Radiology: PET/CT can detect recurrent prostate cancer

Images in a patient who had undergone radical prostatectomy (PSA level, 2.97 ng/mL). Transverse PET and fused PET/CT scans obtained with anti-3-18F-FACBC. SPECT and fused SPECT/CT scans obtained with 111In–capromab pendetide. Image source: Radiology 2011;259(3):852-861.
The synthetic amino acid analog radiotracer anti-1-amino-3-18F-fluorocyclobutane-1-carboxylic acid (anti-3-18F-FACBC) with PET/CT is more sensitive than 111In-capromab pendetide in the detection of recurrent prostate carcinoma.

Prostate carcinoma is the second leading cause of death in men in the U.S., with 32,050 estimated deaths in 2010. Although approximately 30 percent of patients will experience recurrence of elevated prostate-specific antigen (PSA) levels, those with biochemical failure may not manifest clinical disease, according to David M. Schuster, MD, from the department of radiology at Emory University Hospital in Atlanta, and colleagues.

The authors wrote, “PSA level in isolation is not an adequate end point and must be correlated in clinical context.
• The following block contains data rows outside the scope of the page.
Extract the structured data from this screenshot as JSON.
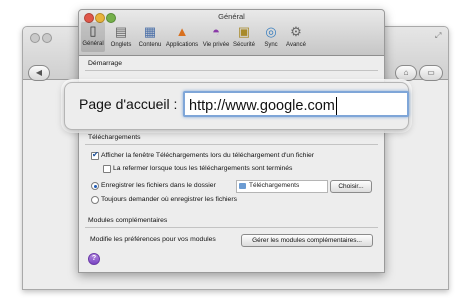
{
  "window_title": "Général",
  "toolbar": [
    {
      "label": "Général",
      "icon": "switch-icon",
      "glyph": "▯"
    },
    {
      "label": "Onglets",
      "icon": "tabs-icon",
      "glyph": "▤"
    },
    {
      "label": "Contenu",
      "icon": "content-icon",
      "glyph": "▦"
    },
    {
      "label": "Applications",
      "icon": "applications-icon",
      "glyph": "▲"
    },
    {
      "label": "Vie privée",
      "icon": "mask-icon",
      "glyph": "◓"
    },
    {
      "label": "Sécurité",
      "icon": "lock-icon",
      "glyph": "▣"
    },
    {
      "label": "Sync",
      "icon": "sync-icon",
      "glyph": "◎"
    },
    {
      "label": "Avancé",
      "icon": "gear-icon",
      "glyph": "⚙"
    }
  ],
  "startup": {
    "heading": "Démarrage"
  },
  "home_page": {
    "label": "Page d'accueil :",
    "value": "http://www.google.com"
  },
  "downloads": {
    "heading": "Téléchargements",
    "show_window": "Afficher la fenêtre Téléchargements lors du téléchargement d'un fichier",
    "close_when_done": "La refermer lorsque tous les téléchargements sont terminés",
    "save_to": "Enregistrer les fichiers dans le dossier",
    "folder": "Téléchargements",
    "choose_button": "Choisir...",
    "always_ask": "Toujours demander où enregistrer les fichiers"
  },
  "addons": {
    "heading": "Modules complémentaires",
    "description": "Modifie les préférences pour vos modules",
    "manage_button": "Gérer les modules complémentaires..."
  },
  "help_glyph": "?"
}
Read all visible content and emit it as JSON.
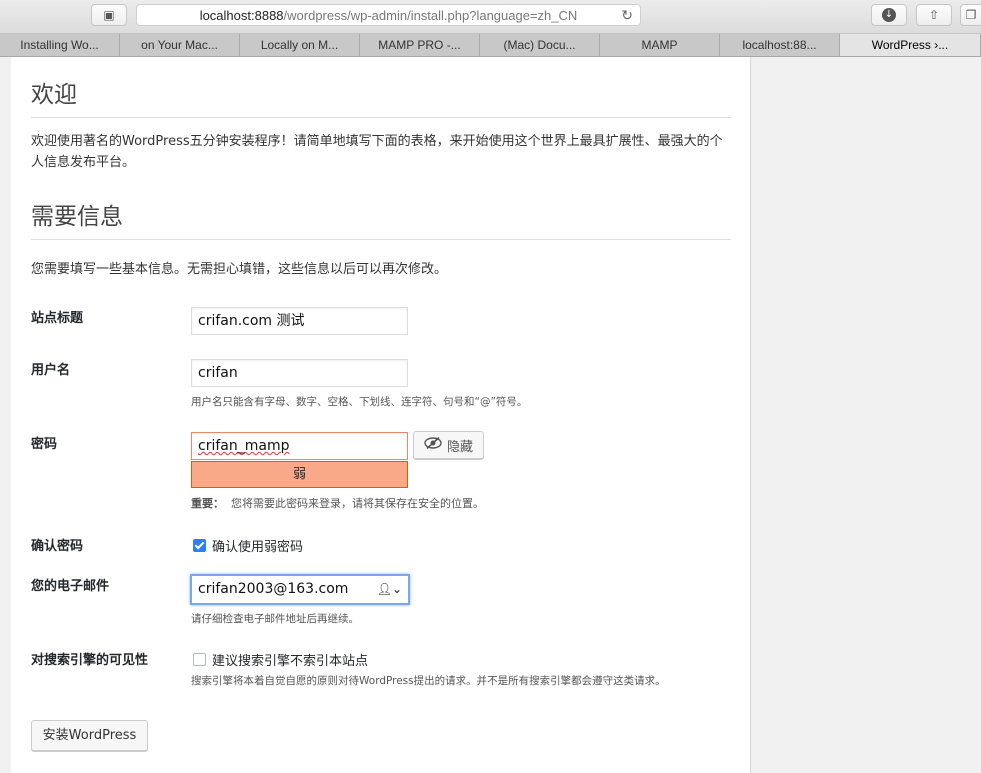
{
  "browser": {
    "url_host": "localhost:8888",
    "url_path": "/wordpress/wp-admin/install.php?language=zh_CN",
    "tabs": [
      {
        "label": "Installing Wo..."
      },
      {
        "label": "on Your Mac..."
      },
      {
        "label": "Locally on M..."
      },
      {
        "label": "MAMP PRO -..."
      },
      {
        "label": "(Mac) Docu..."
      },
      {
        "label": "MAMP"
      },
      {
        "label": "localhost:88..."
      },
      {
        "label": "WordPress ›..."
      }
    ]
  },
  "page": {
    "welcome_heading": "欢迎",
    "welcome_text": "欢迎使用著名的WordPress五分钟安装程序！请简单地填写下面的表格，来开始使用这个世界上最具扩展性、最强大的个人信息发布平台。",
    "info_heading": "需要信息",
    "info_text": "您需要填写一些基本信息。无需担心填错，这些信息以后可以再次修改。",
    "site_title": {
      "label": "站点标题",
      "value": "crifan.com 测试"
    },
    "username": {
      "label": "用户名",
      "value": "crifan",
      "hint": "用户名只能含有字母、数字、空格、下划线、连字符、句号和“@”符号。"
    },
    "password": {
      "label": "密码",
      "value": "crifan_mamp",
      "hide_label": "隐藏",
      "strength": "弱",
      "note_bold": "重要：",
      "note": "您将需要此密码来登录，请将其保存在安全的位置。"
    },
    "confirm_password": {
      "label": "确认密码",
      "checkbox_label": "确认使用弱密码",
      "checked": true
    },
    "email": {
      "label": "您的电子邮件",
      "value": "crifan2003@163.com",
      "hint": "请仔细检查电子邮件地址后再继续。"
    },
    "privacy": {
      "label": "对搜索引擎的可见性",
      "checkbox_label": "建议搜索引擎不索引本站点",
      "checked": false,
      "hint": "搜索引擎将本着自觉自愿的原则对待WordPress提出的请求。并不是所有搜索引擎都会遵守这类请求。"
    },
    "install_button": "安装WordPress"
  }
}
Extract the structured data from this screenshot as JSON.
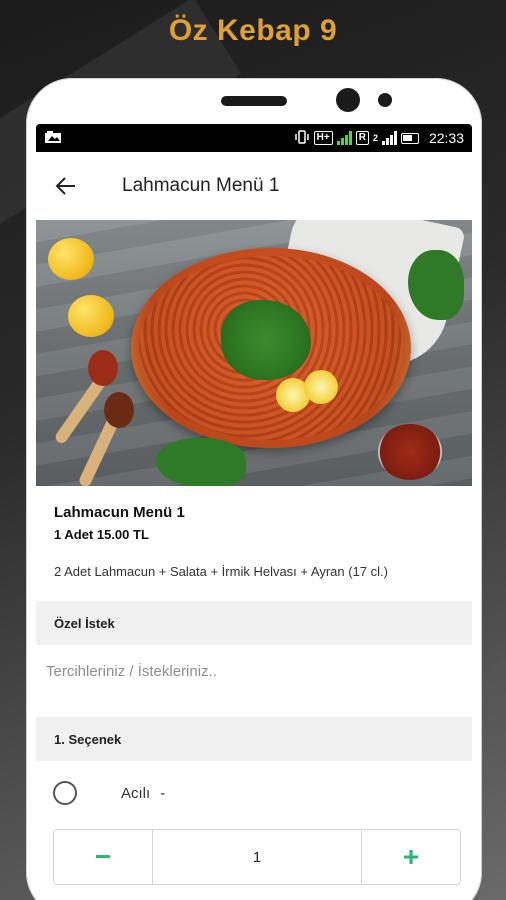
{
  "promo": {
    "title": "Öz Kebap 9"
  },
  "status_bar": {
    "net_type": "H+",
    "roaming": "R",
    "sim2": "2",
    "time": "22:33"
  },
  "app_bar": {
    "title": "Lahmacun Menü 1",
    "back_icon": "arrow-left-icon"
  },
  "item": {
    "name": "Lahmacun Menü 1",
    "quantity_price": "1 Adet  15.00 TL",
    "description": "2 Adet Lahmacun + Salata + İrmik Helvası + Ayran (17 cl.)"
  },
  "special_request": {
    "header": "Özel İstek",
    "placeholder": "Tercihleriniz / İstekleriniz.."
  },
  "options": {
    "header": "1. Seçenek",
    "items": [
      {
        "label": "Acılı",
        "price": "-"
      }
    ]
  },
  "stepper": {
    "minus": "−",
    "value": "1",
    "plus": "+"
  },
  "colors": {
    "accent": "#2bb673",
    "promo_title": "#e0a032"
  }
}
Even an increase in PSA level after prostatectomy does not necessarily equate with clinical failure.” They added there is no ideal method with which to establish truth in all circumstances, as reflected in the acceptable practice variations in the restaging of patients with prostate carcinoma, and therefore, the researchers chose to default to biopsy findings.

In conducting this study, they set out to compare the diagnostic performance of the synthetic amino acid analog radiotracer anti-3-18F-FACBC with that of 111In–capromab pendetide in the detection of recurrent prostate carcinoma.

In a study of 50 patients (mean age, 68.3 years; age range, 50 to 90 years), the researchers found that amino acid transport as characterized with anti-3-18F-FACBC PET/CT depicted local recurrence with a sensitivity of 89 percent, whereas conventional imaging with 111In-capromab pendetide SPECT/CT had a sensitivity of 69 percent.

In the detection of extraprostatic recurrent disease, anti-3-18F-FACBC PET/CT had 100 percent sensitivity, a specificity of 100 percent and an accuracy of 100 percent. Comparatively, 111In-capromab pendetide SPECT/CT had 10 percent sensitivity, specificity of 100 percent and accuracy of 47 percent. 

Schuster and colleagues concluded that anti-3-18F-FACBC PET/CT is also highly accurate in differentiating prostatic from extraprostatic disease and can be used to accurately restage prostate cancer.

However, the authors noted that direct comparisons of anti-3-18F-FACBC PET/CT to “other promising imaging techniques, such as choline PET/CT and/or advanced MRI, ideally with use of the patient as his own control in a multicenter environment, should be carried out before clinical recommendations can be made.”